Maryland HOA Laws and Regulations
Know your association’s laws
Know your association’s laws
Homeowners’ Associations in Maryland must be set up as corporations, most choose to be nonprofit, and must, therefore, follow State Nonprofit Law. There is also the Homeowners Association Act that provides more specific regulations regarding the management of HOAs.
The community association’s main purpose is to protect home values and provide maintenance for the common elements of the development. To raise funding, the HOA can impose regular assessments on homeowners to cover the cost of maintaining the neighborhood. Joining the association is not optional. By purchasing a property within an HOA controlled community, you automatically join the HOA and are subject to the rules and bylaws outlined in the governing documents.
The association must provide HOA documents including the Articles of Incorporation, the declaration, any recorded covenants and restrictions, bylaws, current association budget, and any mandatory fees in addition to other official documents upon the sale of a property. If the association fails to provide all the documents required, the buyer may back out of the contract and receive a refund for all deposits made.
Members of the board of directors will be elected at the annual members’ meeting. If there is a vacancy, it is up to the board to fill the open position. In the event, the quorum is not met and no new members are elected to fill the vacancy, association members may petition the circuit court to appoint a receiver to oversee and handle HOA affairs in the meantime. The receiver will have all the power that is given to the board of directors. To ensure fairness, the receiver cannot be a homeowner or resident of the community. All costs related to the receiver’s salary, court costs, and attorney fees become a common expense.

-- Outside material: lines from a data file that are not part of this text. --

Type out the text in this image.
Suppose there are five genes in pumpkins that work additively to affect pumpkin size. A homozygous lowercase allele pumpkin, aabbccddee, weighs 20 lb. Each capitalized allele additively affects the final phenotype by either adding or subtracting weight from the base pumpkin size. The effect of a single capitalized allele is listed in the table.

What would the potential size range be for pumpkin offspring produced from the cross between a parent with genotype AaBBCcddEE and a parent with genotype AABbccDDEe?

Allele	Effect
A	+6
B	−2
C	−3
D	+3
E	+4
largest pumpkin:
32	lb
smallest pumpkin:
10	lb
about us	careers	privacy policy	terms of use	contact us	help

HOAs in Maryland are required to carry fidelity insurance to protect homeowners’ association against loss resulting from acts of omissions arising from fraud, dishonesty, or criminal acts by any officer, director, managing agent, or other employees of the association. HOAs are required to carry at least three months of gross annual HOA fees plus the total amount held in all investment accounts, or $3,000,000; whichever is less.
Homeowners have the power to elect and remove members of the board of directors at association meetings. It is required that there be an association meeting at least annually to discuss budgetary changes, elect board members, and make any changes to the community regulations or bylaws.

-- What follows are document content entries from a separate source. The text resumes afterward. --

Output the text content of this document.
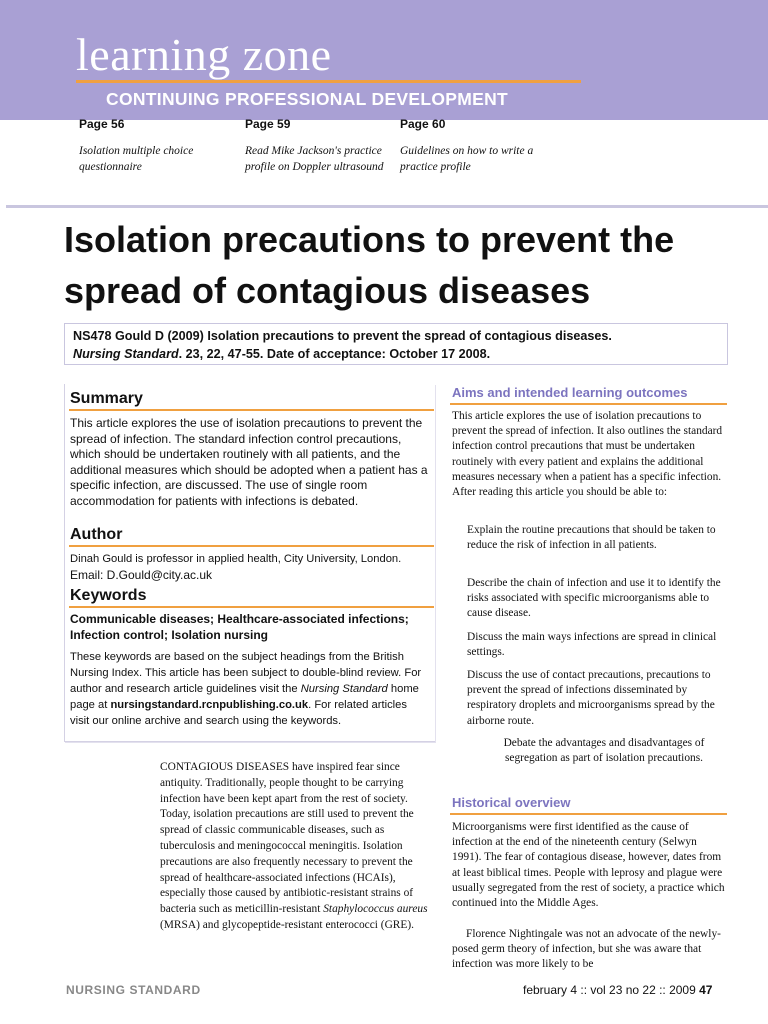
learning zone
CONTINUING PROFESSIONAL DEVELOPMENT
Page 56
Isolation multiple choice questionnaire
Page 59
Read Mike Jackson's practice profile on Doppler ultrasound
Page 60
Guidelines on how to write a practice profile
Isolation precautions to prevent the spread of contagious diseases
NS478 Gould D (2009) Isolation precautions to prevent the spread of contagious diseases.
Nursing Standard. 23, 22, 47-55. Date of acceptance: October 17 2008.
Summary
This article explores the use of isolation precautions to prevent the spread of infection. The standard infection control precautions, which should be undertaken routinely with all patients, and the additional measures which should be adopted when a patient has a specific infection, are discussed. The use of single room accommodation for patients with infections is debated.
Author
Dinah Gould is professor in applied health, City University, London.
Email: D.Gould@city.ac.uk
Keywords
Communicable diseases; Healthcare-associated infections; Infection control; Isolation nursing
These keywords are based on the subject headings from the British Nursing Index. This article has been subject to double-blind review. For author and research article guidelines visit the Nursing Standard home page at nursingstandard.rcnpublishing.co.uk. For related articles visit our online archive and search using the keywords.
CONTAGIOUS DISEASES have inspired fear since antiquity. Traditionally, people thought to be carrying infection have been kept apart from the rest of society. Today, isolation precautions are still used to prevent the spread of classic communicable diseases, such as tuberculosis and meningococcal meningitis. Isolation precautions are also frequently necessary to prevent the spread of healthcare-associated infections (HCAIs), especially those caused by antibiotic-resistant strains of bacteria such as meticillin-resistant Staphylococcus aureus (MRSA) and glycopeptide-resistant enterococci (GRE).
Aims and intended learning outcomes
This article explores the use of isolation precautions to prevent the spread of infection. It also outlines the standard infection control precautions that must be undertaken routinely with every patient and explains the additional measures necessary when a patient has a specific infection. After reading this article you should be able to:
Explain the routine precautions that should be taken to reduce the risk of infection in all patients.
Describe the chain of infection and use it to identify the risks associated with specific microorganisms able to cause disease.
Discuss the main ways infections are spread in clinical settings.
Discuss the use of contact precautions, precautions to prevent the spread of infections disseminated by respiratory droplets and microorganisms spread by the airborne route.
Debate the advantages and disadvantages of segregation as part of isolation precautions.
Historical overview
Microorganisms were first identified as the cause of infection at the end of the nineteenth century (Selwyn 1991). The fear of contagious disease, however, dates from at least biblical times. People with leprosy and plague were usually segregated from the rest of society, a practice which continued into the Middle Ages.
Florence Nightingale was not an advocate of the newly-posed germ theory of infection, but she was aware that infection was more likely to be
NURSING STANDARD	february 4 :: vol 23 no 22 :: 2009 47
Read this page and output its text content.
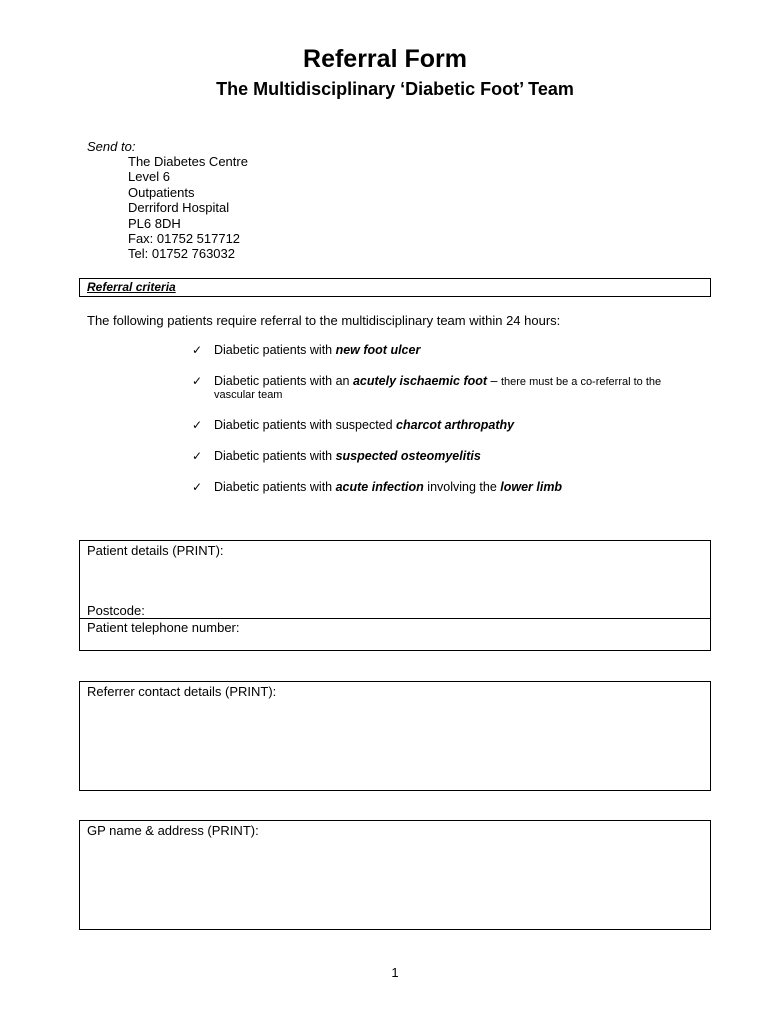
Referral Form
The Multidisciplinary ‘Diabetic Foot’ Team
Send to:
The Diabetes Centre
Level 6
Outpatients
Derriford Hospital
PL6 8DH
Fax: 01752 517712
Tel: 01752 763032
Referral criteria
The following patients require referral to the multidisciplinary team within 24 hours:
✓ Diabetic patients with new foot ulcer
✓ Diabetic patients with an acutely ischaemic foot – there must be a co-referral to the
vascular team
✓ Diabetic patients with suspected charcot arthropathy
✓ Diabetic patients with suspected osteomyelitis
✓ Diabetic patients with acute infection involving the lower limb
Patient details (PRINT):
Postcode:
Patient telephone number:
Referrer contact details (PRINT):
GP name & address (PRINT):
1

All meetings are open to association members. It is required that any member in good standing with the association be allowed to attend and reasonable opportunity to speak. Good standing is defined as having an account that is no more than 90 days overdue. The board may have closed meetings only when discussing sensitive matters, such as specific member accounts, or meeting with legal representation. Association documents including financial reports and budgets must be made reasonably available to homeowners. Copies must be made if requested by the homeowner.
Unless otherwise specified in association documents, the HOA cannot prohibit no-impact home-based businesses such as childcare facilities. No-impact is described as a business that does not disturb the neighborhood with additional power or water needs, increased sound or light pollution, or any other activity that could disrupt daily routines or lower home values. Even if the association Covenants, Conditions, and Restrictions (CC&R) prohibit the creation of no-impact businesses, if a majority of association members vote in favor of the business, one may be created.